The Return of the Abbot

How Wu-Tang Clan mastermind RZA went from hip-hop icon to spiritual adviser for aspiring creatives.
RZA empowers his hometown through mindfulness. Photo: @RZA

By Dimitri Elrich

While meditation has gone mainstream in recent years, it’s generally not part of hip-hop culture, with one notable exception: the Wu-Tang Clan. When Wu-Tang first burst on the scene with 1993’s Enter the Wu-Tang (36 Chambers), they did more than just put Staten Island (or Shaolin Island, as they called it) on the map. In addition to introducing a complex mythology based on a love for kung fu movies into the hip-hop culture, the group’s producer and de facto leader—or the title he chose signifying the head of a martial arts monastery, the “abbot”—RZA injected ideas drawn from Buddhism and Taoism into the lexicon of the streets.

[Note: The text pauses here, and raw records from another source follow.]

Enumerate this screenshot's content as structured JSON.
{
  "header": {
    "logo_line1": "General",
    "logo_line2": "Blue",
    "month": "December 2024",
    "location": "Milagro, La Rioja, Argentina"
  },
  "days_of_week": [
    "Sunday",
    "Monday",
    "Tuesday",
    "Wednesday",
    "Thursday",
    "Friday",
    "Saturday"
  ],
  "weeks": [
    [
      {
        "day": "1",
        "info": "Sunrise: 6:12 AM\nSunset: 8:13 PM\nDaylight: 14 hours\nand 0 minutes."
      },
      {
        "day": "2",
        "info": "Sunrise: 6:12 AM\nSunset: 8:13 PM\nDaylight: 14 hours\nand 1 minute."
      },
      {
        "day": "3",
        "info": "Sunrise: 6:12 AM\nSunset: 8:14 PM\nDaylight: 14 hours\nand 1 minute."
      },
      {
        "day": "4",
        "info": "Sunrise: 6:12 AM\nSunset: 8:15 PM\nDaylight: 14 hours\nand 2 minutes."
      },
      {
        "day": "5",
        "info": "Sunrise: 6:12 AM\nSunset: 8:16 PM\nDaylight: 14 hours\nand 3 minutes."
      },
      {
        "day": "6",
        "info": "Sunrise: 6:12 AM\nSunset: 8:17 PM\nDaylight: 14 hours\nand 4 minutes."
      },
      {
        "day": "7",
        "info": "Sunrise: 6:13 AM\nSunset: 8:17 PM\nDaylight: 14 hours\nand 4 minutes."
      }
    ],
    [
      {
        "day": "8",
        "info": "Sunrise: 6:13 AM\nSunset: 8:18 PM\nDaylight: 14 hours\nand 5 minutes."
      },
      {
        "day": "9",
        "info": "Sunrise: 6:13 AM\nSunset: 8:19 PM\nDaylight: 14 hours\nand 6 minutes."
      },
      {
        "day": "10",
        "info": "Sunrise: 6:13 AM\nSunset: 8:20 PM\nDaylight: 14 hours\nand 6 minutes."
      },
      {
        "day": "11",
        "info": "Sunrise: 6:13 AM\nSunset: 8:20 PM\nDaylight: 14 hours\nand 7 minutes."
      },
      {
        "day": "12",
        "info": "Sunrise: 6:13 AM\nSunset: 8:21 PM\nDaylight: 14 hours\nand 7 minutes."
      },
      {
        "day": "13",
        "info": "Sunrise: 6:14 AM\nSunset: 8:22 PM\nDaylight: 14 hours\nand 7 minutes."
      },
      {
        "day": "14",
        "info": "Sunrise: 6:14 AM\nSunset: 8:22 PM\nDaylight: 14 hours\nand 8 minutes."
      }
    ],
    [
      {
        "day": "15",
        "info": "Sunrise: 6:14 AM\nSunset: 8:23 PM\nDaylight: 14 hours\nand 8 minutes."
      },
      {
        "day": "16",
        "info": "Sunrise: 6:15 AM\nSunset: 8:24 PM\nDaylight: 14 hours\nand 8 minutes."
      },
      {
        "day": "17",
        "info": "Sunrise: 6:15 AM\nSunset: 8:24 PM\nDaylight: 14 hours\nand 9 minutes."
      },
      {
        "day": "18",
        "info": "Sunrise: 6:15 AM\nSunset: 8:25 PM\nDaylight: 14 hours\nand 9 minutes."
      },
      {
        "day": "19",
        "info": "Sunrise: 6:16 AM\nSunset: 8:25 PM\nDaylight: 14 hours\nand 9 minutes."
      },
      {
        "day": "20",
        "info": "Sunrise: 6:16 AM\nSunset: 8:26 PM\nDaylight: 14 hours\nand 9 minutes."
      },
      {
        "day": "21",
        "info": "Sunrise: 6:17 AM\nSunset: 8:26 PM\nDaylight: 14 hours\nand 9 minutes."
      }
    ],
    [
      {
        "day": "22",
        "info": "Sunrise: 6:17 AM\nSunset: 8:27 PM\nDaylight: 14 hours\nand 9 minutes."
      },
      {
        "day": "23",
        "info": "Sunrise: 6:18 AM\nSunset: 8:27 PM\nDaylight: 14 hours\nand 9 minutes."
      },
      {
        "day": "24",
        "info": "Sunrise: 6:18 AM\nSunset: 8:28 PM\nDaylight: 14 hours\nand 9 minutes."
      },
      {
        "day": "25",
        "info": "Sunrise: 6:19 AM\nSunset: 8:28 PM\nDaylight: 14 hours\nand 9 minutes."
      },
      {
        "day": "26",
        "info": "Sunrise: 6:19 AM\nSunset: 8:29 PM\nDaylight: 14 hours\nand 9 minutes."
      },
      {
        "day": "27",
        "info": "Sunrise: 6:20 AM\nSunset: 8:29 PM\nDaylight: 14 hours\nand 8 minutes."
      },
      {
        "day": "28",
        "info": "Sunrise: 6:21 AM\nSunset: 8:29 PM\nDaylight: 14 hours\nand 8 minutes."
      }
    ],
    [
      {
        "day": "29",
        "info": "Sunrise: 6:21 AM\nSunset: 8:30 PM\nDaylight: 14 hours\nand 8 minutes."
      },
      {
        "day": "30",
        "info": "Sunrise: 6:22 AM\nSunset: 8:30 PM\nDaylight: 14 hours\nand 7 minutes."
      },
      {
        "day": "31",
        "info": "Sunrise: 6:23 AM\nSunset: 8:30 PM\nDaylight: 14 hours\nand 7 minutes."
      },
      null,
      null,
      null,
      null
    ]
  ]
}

By mixing sped-up samples from old-school soul and blaxploitation records with dialogue from martial arts flicks into a bizarre, deeply layered soundscape, RZA created a sound that pushed hip-hop forward. (It’s a formula that’s still being emulated today by everyone from The Alchemist to Kanye West.) He also introduced words like mindfulness and chi kung into rap lyrics for the first time, merging street knowledge with references to Chinese martial arts, as in the song “Chi Kung”:

The grand ultimate supreme, no extremities

We use Tai Chi to deflect off our enemy Five poisons, from the Clan there’s no Remedy

We dispel the smell of wickedness in our vicinity

In February 2020, RZA will return to his roots in Staten Island and serve as a “camp director” for a Camp TAZO: Zen, an immersive overnight event sponsored by the tea brand Tazo. The idea is for RZA to lead participants through a series of exercises including still and moving meditations and other guided explorations aimed at unlocking their innate creative potential.  “I had been thinking of doing something in this space, of not just creating something for myself but of opening the freedom potential for others,” says RZA. “So this was right in line with what my aspirations were.”

In a short promotional video announcing the camp, RZA sits crosslegged in the orange robes of a Shaolin kung fu abbot, and says: “I will be your guide as we set out to conquer all obstacles that stand in your path, harnessing chaos, disarming doubt, foraging for inspiration.”

While Wu-Tang are no longer making music, RZA has stayed busy producing other artists, and overseeing a long list of film and television projects. In September, Hulu debuted a series RZA created called Wu-Tang: An American Saga, that delves into how Wu-Tang straddled the worlds of music and crime in the early ’90s. This spring, RZA’s latest directorial feature, Cutthroat City, will debut at South by Southwest. The movie follows four men in the aftermath of Hurricane Katrina and stars Terrence Howard, Wesley Snipes, Eiza González and Ethan Hawke.

So how does “the Abbot” balance his own creative flow with the hustle of hip-hop? For RZA, hip-hop wasn’t actually built on hustle. “It became a hustle when the exterior forces realized there was economics to be made of this,” he says. “The original forefathers didn’t make money doing it. This was their expression of their art. Think about a kid walking down the street, hearing a break beat and it makes him want to spin on his head! What kind of energy is that? Think about myself as a kid, hearing a rhyme, and it made me want to write lyrics for the rest of my life. I was trying to express myself in rhyme. I started reading Mother Goose in rhythm. There was no economics or hustle to it. The hustle came later, and the hustle came to dominate it. But for me it’s always about the flow—and I mean the flow of energy. I woke up at 2AM this morning writing lyrics and rhymes for nobody, just for myself, just because I love it.